Welche Kapitel umfasst die Arbeit und worum geht es in ihnen?
Die Arbeit besteht aus drei Kapiteln: Kapitel 1 (Einleitung) etabliert den theoretischen Rahmen und den Forschungsansatz. Kapitel 2 (Analyse der Darstellungsformen) untersucht detailliert die verschiedenen Aspekte der filmischen Darstellung in Méliès' Werken. Kapitel 3 (Zusammenfassung und Fazit) fasst die Ergebnisse zusammen und zieht Schlussfolgerungen.
Welche Schlüsselwörter beschreiben die Arbeit?
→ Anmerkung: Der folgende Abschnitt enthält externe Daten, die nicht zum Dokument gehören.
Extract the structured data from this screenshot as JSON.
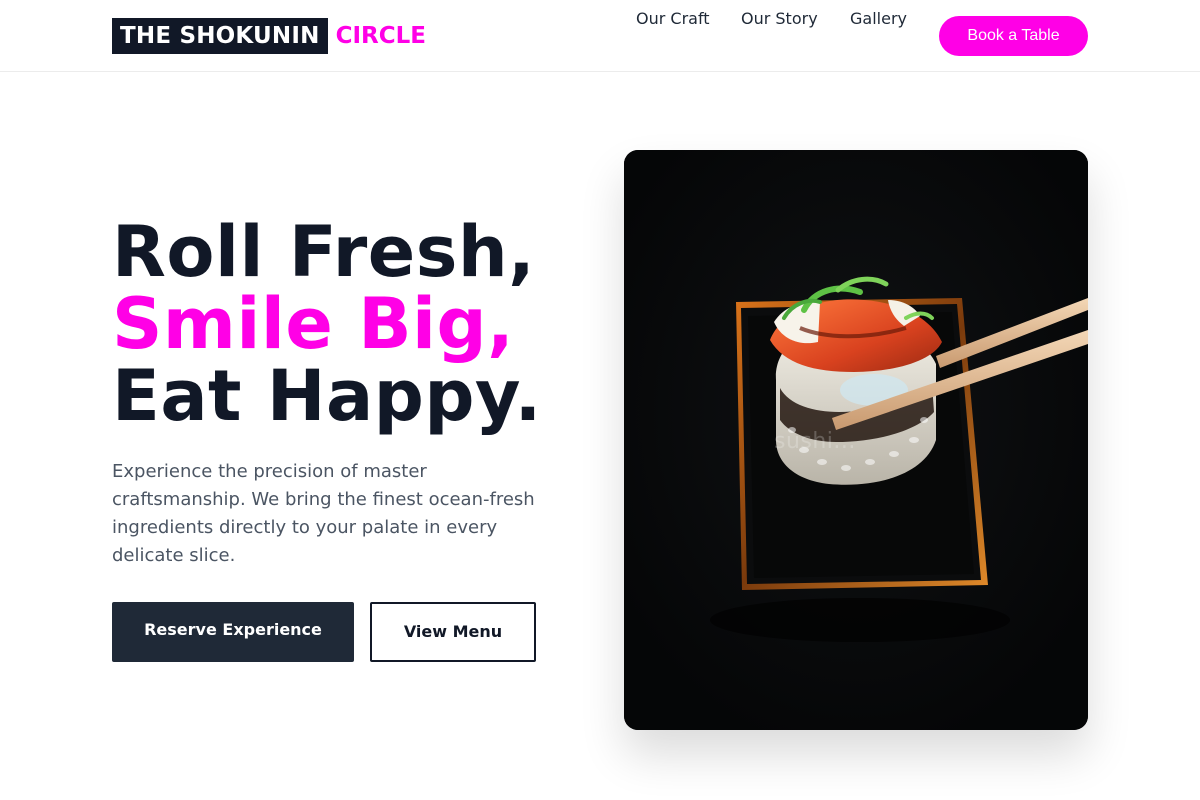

Georges Méliès, Frühes Kino, New Film History, Kino der Attraktionen, Theatralität, Filmische Originalität, Schauspiel, Bühnenbild, Requisiten, Kostüme, Montage, Tricktechnik, Mikrogeschichte, Narrativität.
Welche Zielsetzung verfolgt die Arbeit?
Die Arbeit zielt darauf ab, Méliès' Filme neu zu bewerten und seine filmische Originalität aufzuzeigen. Sie will die gängige, reduktionistische Sichtweise auf seine Werke korrigieren und seinen Beitrag zum frühen Kino im Kontext der "New Film History" würdigen.